Meaning Lurking in the Corner of My Eye
The first haiku my computer
ever wrote was:
fragmentizing cobb
exclamatory hurst smash
subchorioidal
I had written a very simple
program that would put random words together with a 5-7-5 syllable
count: computer-generated haiku. I did this because I had a very simple thought:
“Wouldn’t it be neat if…” But I quickly realized that
my little program had a lot of potential in to explore questions of meaning, association, authorship, readership, and more.
The program was christened
Poesytron 575 (“poesy” means “the art or composition of poetry”), and I started to show its poems
to others. I thought of those first, entirely random haiku as completely nonsensical. But when I showed them to Jared Demick (poet and curator of the Jivin’ Ladybug), he said, “Weirdly enough, some of these create strange emotional resonances with
me.” Another example of what I showed him is:
roper Samoan
bandog periclinal throat
jackstay sleaziest
I’d stumbled
across a discovery that many experimental poets have made before: most of the meaning found in poetry comes from the reader,
not the author. This is readily apparent in forms like haiku, where the structural
limitations make it necessary for the poet to invoke the use of juxtaposition—combining unrelated words or phrases,
leaving the reader to fill in the gaps. In his book Virtual Muse: Experiments in Computer Poetry, Charles Hartman says, “Juxtaposition makes the reader an accomplice in the poem, forging the
links of meaning. In the process we supply a lot of energy, and that involves us in the poem.”
This became even more apparent to me when I incorporated a database of human-written haiku into Poesytron 575. Suddenly I had haiku such as this one:
end the first meeting
and out the easter, say salt
saying allegiance
When I read poems written
by humans, I am not aware so much that I'm an accomplice in the poem, or that I'm reading habitual relationships between words
rather than the words themselves. But when I read Poesytron's poems, I'm conscious of the active role I have to take—even
though I suspect that I'm not doing any more than when I read “real” poetry, or maybe even any text.
Because the program was referencing
human-written work, the haiku were beginning to seem more like something a human would write.

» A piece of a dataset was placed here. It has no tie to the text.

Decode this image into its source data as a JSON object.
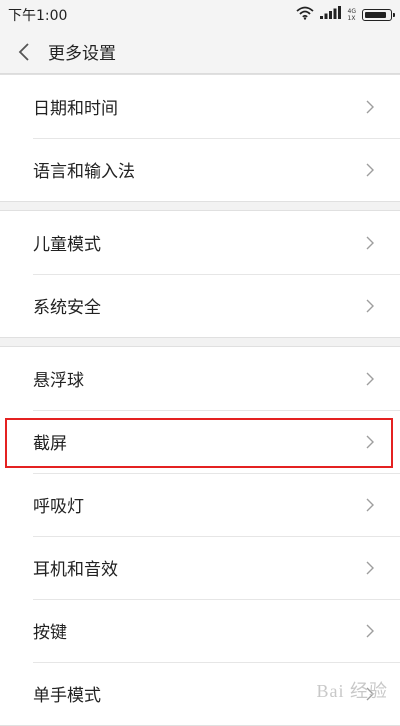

I was starting to wonder if I could fool anyone about their authorship. Roughly
half of the poems seemed to make a little sense to me, so I took a selection of those and presented them to a group of writers
as surreal haiku that I’d written myself. In fact, I had only added some
punctuation and formatting to Poesytron’s poems.
The responses ranged from
“I just don’t get it” to “Holy hell—these are wonderful.”
For example, this haiku:
Whale.
The anew. The
prettiest biggest. The
saying a of lie.
received the comment, “I
think I just find surrealism inaccessible,” from one writer, while another said, “This is like a tiny, compact,
impenetrable puzzle that keeps me fascinated with the prospect that, just out of the corner of my eye, there’s a meaning
lurking.”
I find that I, myself, waver
between these exact sentiments. Some of the haiku Poesytron creates seem to be
utterly inaccessible nonsense—but others seem to be packed with meaning that I can’t quite see clearly. Sometimes, the same haiku will seem to be one or the other depending on which day I look at it.

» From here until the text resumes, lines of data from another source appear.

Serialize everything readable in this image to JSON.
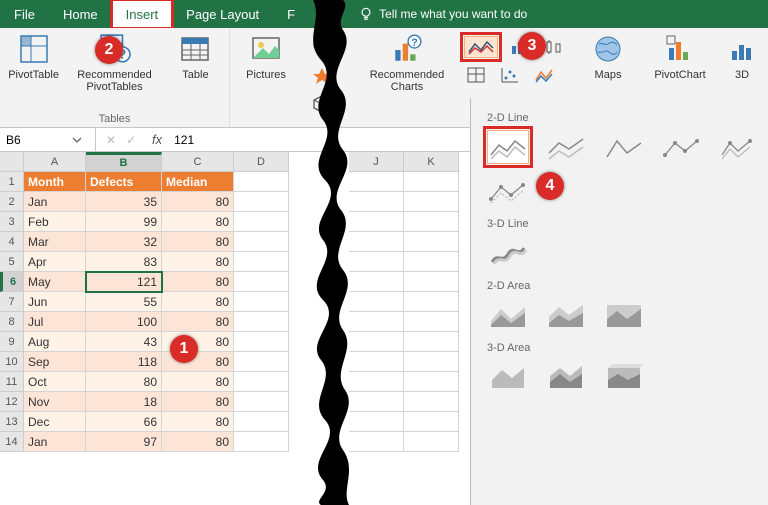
{
  "ribbon_tabs": {
    "file": "File",
    "home": "Home",
    "insert": "Insert",
    "page_layout": "Page Layout",
    "tell_me": "Tell me what you want to do"
  },
  "ribbon": {
    "pivottable": "PivotTable",
    "rec_pivot": "Recommended\nPivotTables",
    "table": "Table",
    "tables_grp": "Tables",
    "pictures": "Pictures",
    "rec_charts": "Recommended\nCharts",
    "maps": "Maps",
    "pivotchart": "PivotChart",
    "threeD": "3D"
  },
  "namebox": "B6",
  "fx_value": "121",
  "cols": {
    "A": "A",
    "B": "B",
    "C": "C",
    "D": "D",
    "J": "J",
    "K": "K"
  },
  "headers": {
    "month": "Month",
    "defects": "Defects",
    "median": "Median"
  },
  "rows": [
    {
      "n": "1"
    },
    {
      "n": "2",
      "m": "Jan",
      "d": "35",
      "md": "80"
    },
    {
      "n": "3",
      "m": "Feb",
      "d": "99",
      "md": "80"
    },
    {
      "n": "4",
      "m": "Mar",
      "d": "32",
      "md": "80"
    },
    {
      "n": "5",
      "m": "Apr",
      "d": "83",
      "md": "80"
    },
    {
      "n": "6",
      "m": "May",
      "d": "121",
      "md": "80"
    },
    {
      "n": "7",
      "m": "Jun",
      "d": "55",
      "md": "80"
    },
    {
      "n": "8",
      "m": "Jul",
      "d": "100",
      "md": "80"
    },
    {
      "n": "9",
      "m": "Aug",
      "d": "43",
      "md": "80"
    },
    {
      "n": "10",
      "m": "Sep",
      "d": "118",
      "md": "80"
    },
    {
      "n": "11",
      "m": "Oct",
      "d": "80",
      "md": "80"
    },
    {
      "n": "12",
      "m": "Nov",
      "d": "18",
      "md": "80"
    },
    {
      "n": "13",
      "m": "Dec",
      "d": "66",
      "md": "80"
    },
    {
      "n": "14",
      "m": "Jan",
      "d": "97",
      "md": "80"
    }
  ],
  "drop": {
    "s1": "2-D Line",
    "s2": "3-D Line",
    "s3": "2-D Area",
    "s4": "3-D Area"
  },
  "anno": {
    "1": "1",
    "2": "2",
    "3": "3",
    "4": "4"
  }
}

The great risk of this type
of poetry, I think, is that it might be quite ugly, or meaningless. The great
experimental poet Jackson Mac Low said that, when using methods that incorporate chance or randomness, the poet “is
neither the dictator nor (when he participates in the ensemble) the primary soloist. He is willing to risk moments in
performances that he will not perceive as beautiful.... That is a risk I am deliberately taking.”
This idea of
deliberate chance, or stochasticity, is one that, I think, really stretches the boundaries of modern poetry. It transforms
what the poet is able to say within a poem, and transforms the intention of communication within a poem.
Charcoal evening, cats
shed single. Takes alone with
withered, the room filled.
Wounded parents from
a crematory smoke. The
to— is the— it— bar.
married signs, name signs
his dragonfly— the sun mist
voices in moths, his
rootless clouds rootless
paddies clouds, a family
canes and moon by lose
berries breath, red shreds
bag sails, white witch’s, of over of
scraps the blade flesh to
Meaningful or meaningless? It all depends on the reader.
There’s
at least one person out there who sees the Poesytron project as completely pointless.

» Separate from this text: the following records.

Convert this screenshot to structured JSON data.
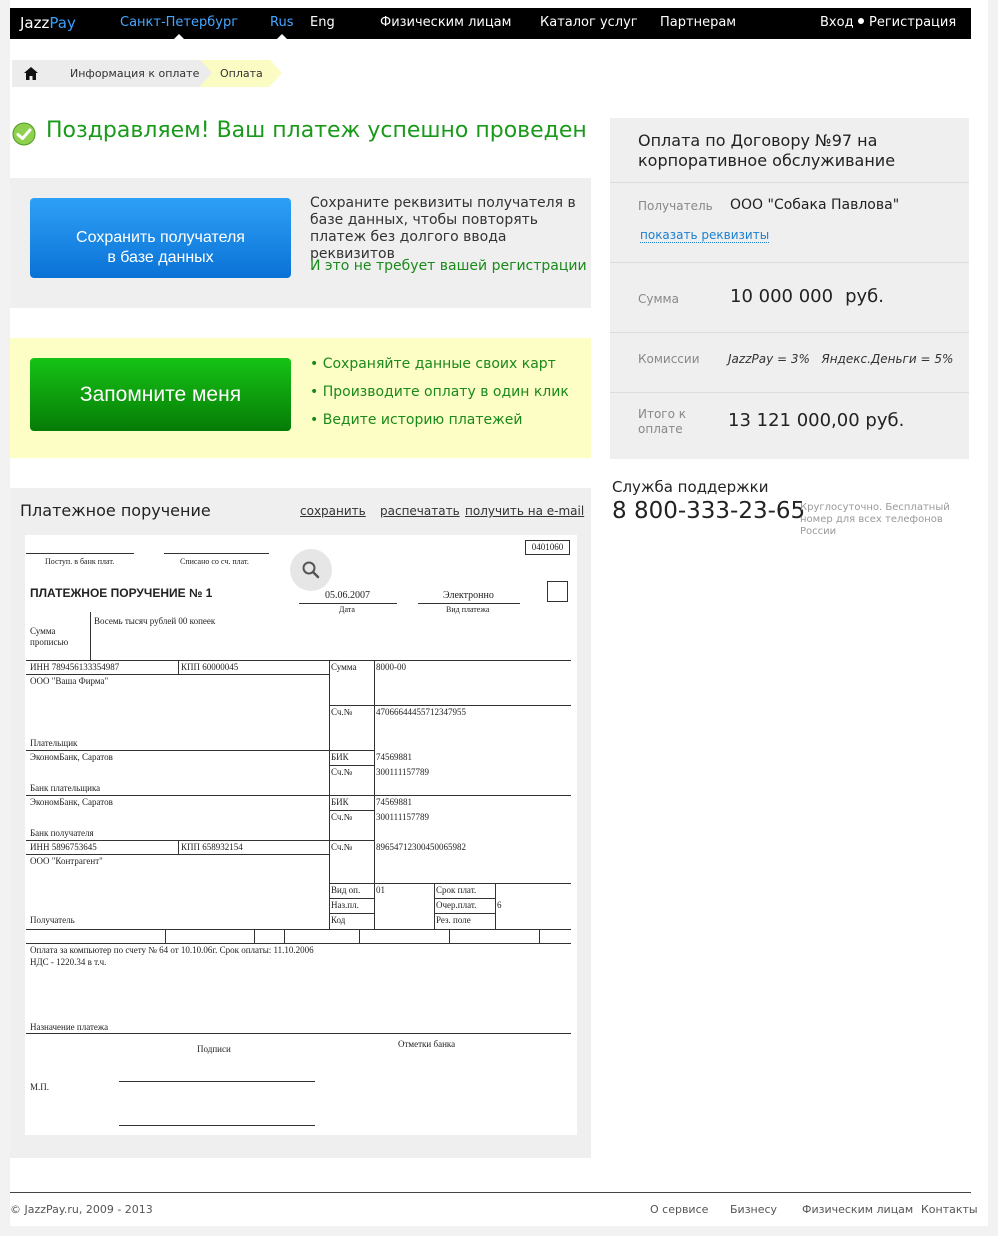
{
  "header": {
    "logo_part1": "Jazz",
    "logo_part2": "Pay",
    "city": "Санкт-Петербург",
    "lang_rus": "Rus",
    "lang_eng": "Eng",
    "nav": [
      "Физическим лицам",
      "Каталог услуг",
      "Партнерам"
    ],
    "login": "Вход",
    "register": "Регистрация"
  },
  "breadcrumb": {
    "items": [
      "Информация к оплате",
      "Оплата"
    ]
  },
  "success": {
    "message": "Поздравляем! Ваш платеж успешно проведен"
  },
  "save_recipient": {
    "button_line1": "Сохранить получателя",
    "button_line2": "в базе данных",
    "description": "Сохраните реквизиты получателя в базе данных, чтобы повторять платеж без долгого ввода реквизитов",
    "note": "И это не требует вашей регистрации"
  },
  "remember": {
    "button": "Запомните меня",
    "benefits": [
      "Сохраняйте данные своих карт",
      "Производите оплату в один клик",
      "Ведите историю платежей"
    ]
  },
  "payment_order": {
    "title": "Платежное поручение",
    "links": [
      "сохранить",
      "распечатать",
      "получить на e-mail"
    ],
    "form": {
      "code": "0401060",
      "received_label": "Поступ. в банк плат.",
      "debited_label": "Списано со сч. плат.",
      "heading": "ПЛАТЕЖНОЕ ПОРУЧЕНИЕ № 1",
      "date": "05.06.2007",
      "date_label": "Дата",
      "payment_kind": "Электронно",
      "payment_kind_label": "Вид платежа",
      "amount_words_label1": "Сумма",
      "amount_words_label2": "прописью",
      "amount_words": "Восемь тысяч рублей 00 копеек",
      "payer_inn": "ИНН  789456133354987",
      "payer_kpp": "КПП  60000045",
      "sum_label": "Сумма",
      "sum_value": "8000-00",
      "payer_name": "ООО \"Ваша Фирма\"",
      "acc_label": "Сч.№",
      "payer_account": "47066644455712347955",
      "payer_label": "Плательщик",
      "payer_bank": "ЭкономБанк, Саратов",
      "bik_label": "БИК",
      "payer_bank_bik": "74569881",
      "payer_bank_acc": "300111157789",
      "payer_bank_label": "Банк плательщика",
      "recipient_bank": "ЭкономБанк, Саратов",
      "recipient_bank_bik": "74569881",
      "recipient_bank_acc": "300111157789",
      "recipient_bank_label": "Банк получателя",
      "recipient_inn": "ИНН  5896753645",
      "recipient_kpp": "КПП  658932154",
      "recipient_account": "89654712300450065982",
      "recipient_name": "ООО \"Контрагент\"",
      "op_kind_label": "Вид оп.",
      "op_kind": "01",
      "purpose_code_label": "Наз.пл.",
      "code_label": "Код",
      "due_label": "Срок плат.",
      "priority_label": "Очер.плат.",
      "priority": "6",
      "reserve_label": "Рез. поле",
      "recipient_label": "Получатель",
      "purpose_line1": "Оплата за компьютер по счету № 64 от 10.10.06г. Срок оплаты: 11.10.2006",
      "purpose_line2": "НДС - 1220.34 в т.ч.",
      "purpose_label": "Назначение платежа",
      "signatures_label": "Подписи",
      "bank_marks_label": "Отметки банка",
      "stamp_label": "М.П."
    }
  },
  "summary": {
    "title": "Оплата по Договору №97 на корпоративное обслуживание",
    "recipient_label": "Получатель",
    "recipient_value": "ООО \"Собака Павлова\"",
    "show_details": "показать реквизиты",
    "amount_label": "Сумма",
    "amount_value": "10 000 000",
    "amount_currency": "руб.",
    "commission_label": "Комиссии",
    "commission_jazz": "JazzPay = 3%",
    "commission_yandex": "Яндекс.Деньги = 5%",
    "total_label_line1": "Итого к",
    "total_label_line2": "оплате",
    "total_value": "13 121 000,00 руб."
  },
  "support": {
    "title": "Служба поддержки",
    "phone": "8 800-333-23-65",
    "note": "Круглосуточно. Бесплатный номер для всех телефонов России"
  },
  "footer": {
    "copyright": "© JazzPay.ru, 2009 - 2013",
    "links": [
      "О сервисе",
      "Бизнесу",
      "Физическим лицам",
      "Контакты"
    ]
  },
  "colors": {
    "accent_blue": "#3aa0ff",
    "success_green": "#1a9a1a",
    "button_blue": "#0a72d6",
    "button_green": "#067c06",
    "highlight_yellow": "#fdfdc6"
  }
}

Charles Trumbull, a lauded haiku poet and editor, asserts that, while a reader might make some sense out of computer-generated
haiku, they do not have enough meaning or the right
kind of meaning for him. He might be right in that Poesytron may never produce
haiku to rival master poets (and if it does, the poetry will be entirely derivative), but I question what the right kind of meaning is.
Poetry doesn’t have
to be limited by the poet’s imagination. We can push at the limits of language, letting a computer program create new
word combinations that explode with meaning in the reader’s mind.